PERSPEKTIF : Gubernur Kaltara Dr H Irianto Lambrie kala memaparkan sejumlah upaya pembangunan di perbatasan Kaltara, termasuk cara diplomatis yang diterapkannya di hadapan peserta Venas VIII AIHI di Gedung Serbaguna Lantai 4 Rektorat Unmul Samarinda,

Gubernur Kalimantan Utara (Kaltara) Dr H Irianto Lambrie menjadi keynote speaker Seminar Nasional dalam rangkaian acara Konvensi Nasional (Venas) VIII Asosiasi Ilmu Hubungan Internasional (AIHI) di Universitas Mulawarman (Unmul) Samarinda, Selasa (10/10) lalu. Apa saja tips yang disarankan Gubernur?

HUMAS PROVINSI KALTARA

Ilmu Hubungan Internasional (HI), menurut Gubernur dalam dunia global saat ini. Hanya saja, dalam perjalanannya, pengaplikasian ilmu tersebut tak lagi terfokus pada upaya diplomasi di atas meja, pembicaraan dalam rapat atau konvensi. Kondisi terkini, mengharuskan aplikator HI mampu untuk beradaptasi dan mengembangkan keilmuannya sesuai keadaan yang ada. “Yang harus diingat para praktisi HI, kini sudah tak berlaku lagi paradigma lama, bahwa yang besar akan mengalahkan yang kecil. Atau, yang lemah dikalahkan yang kuat. Yang ada kini, yang cepat mengalahkan yang lambat," kata Gubernur di hadapan peserta seminar kala itu.

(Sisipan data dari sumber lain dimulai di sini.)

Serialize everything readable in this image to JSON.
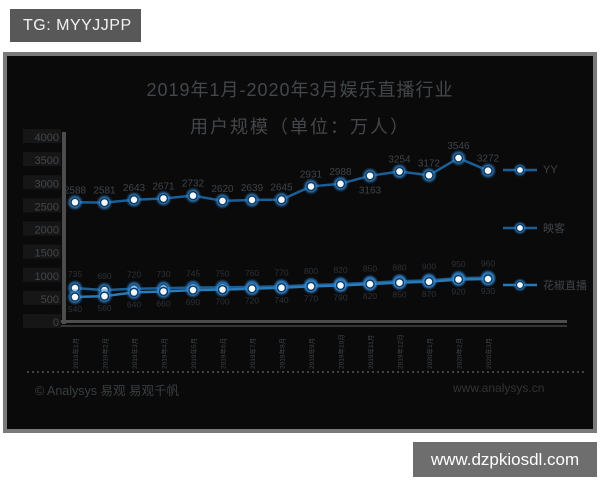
{
  "overlay": {
    "tag_label": "TG: MYYJJPP",
    "site_label": "www.dzpkiosdl.com"
  },
  "chart": {
    "title_line1": "2019年1月-2020年3月娱乐直播行业",
    "title_line2": "用户规模（单位：万人）",
    "footer_left": "© Analysys 易观 易观千帆",
    "footer_right": "www.analysys.cn"
  },
  "chart_data": {
    "type": "line",
    "title": "2019年1月-2020年3月娱乐直播行业用户规模（单位：万人）",
    "categories": [
      "2019年1月",
      "2019年2月",
      "2019年3月",
      "2019年4月",
      "2019年5月",
      "2019年6月",
      "2019年7月",
      "2019年8月",
      "2019年9月",
      "2019年10月",
      "2019年11月",
      "2019年12月",
      "2020年1月",
      "2020年2月",
      "2020年3月"
    ],
    "series": [
      {
        "name": "YY",
        "color": "#1a5e96",
        "values": [
          2588,
          2581,
          2643,
          2671,
          2732,
          2620,
          2639,
          2645,
          2931,
          2988,
          3163,
          3254,
          3172,
          3546,
          3272
        ]
      },
      {
        "name": "映客",
        "color": "#1a5e96",
        "values": [
          735,
          690,
          720,
          730,
          745,
          750,
          760,
          770,
          800,
          820,
          850,
          880,
          900,
          950,
          960
        ]
      },
      {
        "name": "花椒直播",
        "color": "#2a7ab8",
        "values": [
          540,
          560,
          640,
          660,
          690,
          700,
          720,
          740,
          770,
          790,
          820,
          850,
          870,
          920,
          930
        ]
      }
    ],
    "ylabel": "万人",
    "xlabel": "",
    "ylim": [
      0,
      4000
    ],
    "yticks": [
      0,
      500,
      1000,
      1500,
      2000,
      2500,
      3000,
      3500,
      4000
    ],
    "legend_position": "right",
    "grid": false
  }
}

Pria kelahiran Rantau, Tapin, Kalimantan Selatan (Kalsel) 18 Desember 1958 ini juga menegaskan bahwa, para praktisi HI di Indonesia khususnya, sedianya sudah dapat berpikir untuk melakukan reformasi pada sistem politik negara ini sehingga dalam pengkajian hubungan internasional, Indonesia benar-benar menggambarkan sebuah negara besar yang berdemokrasi dan bermartabat. "Sistem politik di Indonesia, tergambar saat Pemilu (Pemilihan Umum). Politik kita itu mahal, kurang mendidik juga sarat dengan aksi suap-menyuap. Bahkan, saat Pilkada (Pemilihan Kepala Daerah), orang tak takut atau segan-segan lagi untuk menyebar fitnah untuk keuntungan salah seorang atau pihak. Belum lagi di Medsos (Media Sosial), nyaris tanpa takut, seorang Gubernur bahkan Presiden dicaci maki," jelas suami dari Hj Rita Ratina ini.

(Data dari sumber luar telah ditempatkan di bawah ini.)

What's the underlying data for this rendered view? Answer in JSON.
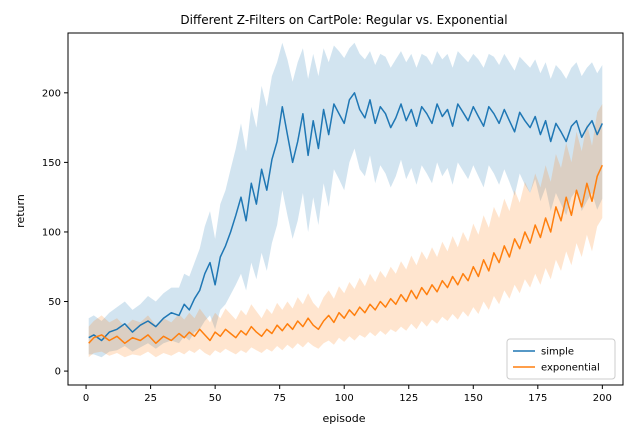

Belajar dari pengalamannya tersebut, pejabat Sekretaris Provinsi (Sekprov) Kalimantan Timur (Kaltim) periode 2009 hingga 2013 ini pun mencoba menunjukkan performa aktif guna mengubah perspektif lawas kerjasama internasional. Gubernur pun melecut pembangunan perbatasan sebagai titik tolak perubahan hubungan internasional antara Indonesia dengan negara lain, utamanya dengan Malaysia.

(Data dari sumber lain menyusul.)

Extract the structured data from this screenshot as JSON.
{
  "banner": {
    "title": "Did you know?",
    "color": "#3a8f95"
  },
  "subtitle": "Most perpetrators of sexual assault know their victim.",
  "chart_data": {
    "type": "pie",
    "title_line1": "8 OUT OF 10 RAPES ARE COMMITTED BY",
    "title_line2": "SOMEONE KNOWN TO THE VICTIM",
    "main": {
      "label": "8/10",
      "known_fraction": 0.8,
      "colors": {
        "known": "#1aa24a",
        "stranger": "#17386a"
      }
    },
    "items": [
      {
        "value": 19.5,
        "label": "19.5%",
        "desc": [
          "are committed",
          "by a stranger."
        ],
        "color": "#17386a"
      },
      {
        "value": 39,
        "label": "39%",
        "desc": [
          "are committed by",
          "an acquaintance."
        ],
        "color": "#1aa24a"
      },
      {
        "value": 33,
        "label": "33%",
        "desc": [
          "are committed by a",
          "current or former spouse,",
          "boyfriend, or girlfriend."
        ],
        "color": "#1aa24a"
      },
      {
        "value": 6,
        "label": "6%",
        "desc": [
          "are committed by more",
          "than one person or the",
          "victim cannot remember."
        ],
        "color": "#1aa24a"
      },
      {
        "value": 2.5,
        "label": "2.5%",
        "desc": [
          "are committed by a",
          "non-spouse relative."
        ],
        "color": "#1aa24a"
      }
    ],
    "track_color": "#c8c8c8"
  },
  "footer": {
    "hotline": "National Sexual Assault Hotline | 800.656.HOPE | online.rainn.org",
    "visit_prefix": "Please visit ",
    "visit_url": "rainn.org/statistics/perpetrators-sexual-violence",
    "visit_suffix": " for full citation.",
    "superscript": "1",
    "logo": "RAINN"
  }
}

Dalam rekam jejaknya, ayah dari Tito Wiranata, Tiara Wulandari dan Arkanata Akram ini, menganggap penting penegasan kedaulatan Indonesia di mata negara tetangga, khususnya Malaysia. Ini merupakan hasil dari kunjungannya ke sejumlah daerah di Malaysia, dalam berbagai kesempatan. "Diplomasi itu tak harus lewat kegiatan yang umumnya dilakukan selama ini. Realisasinya lama dan berbelit. Di beberapa kesempatan, bisa pula dilakukan diplomasi dengan cara yang luar biasa, dengan keberanian memanfaatkan "kemarahan" dalam diri terhadap kondisi kita dalam perspektif kerjasama internasional itu. Seperti dengan Malaysia, saya sempat "marah" dengan Pemerintah Malaysia yang memperlakukan secara semena-mena warga Indonesia di sana. Saya pun menuntut perubahan agreement akan kerjasama terkait tenaga kerja dan beberapa hal lainnya. Alhamdulillah, Pemerintah Malaysia mendengarnya dan mulai membahas perubahan itu, bahkan ada yang sudah disepakati hingga memberikan keuntungan bagi Indonesia," beber alumni Doktor Ilmu Ekonomi Program Studi Ekonomi Pembangunan Pascasarjana Universitas Airlangga Surabaya ini.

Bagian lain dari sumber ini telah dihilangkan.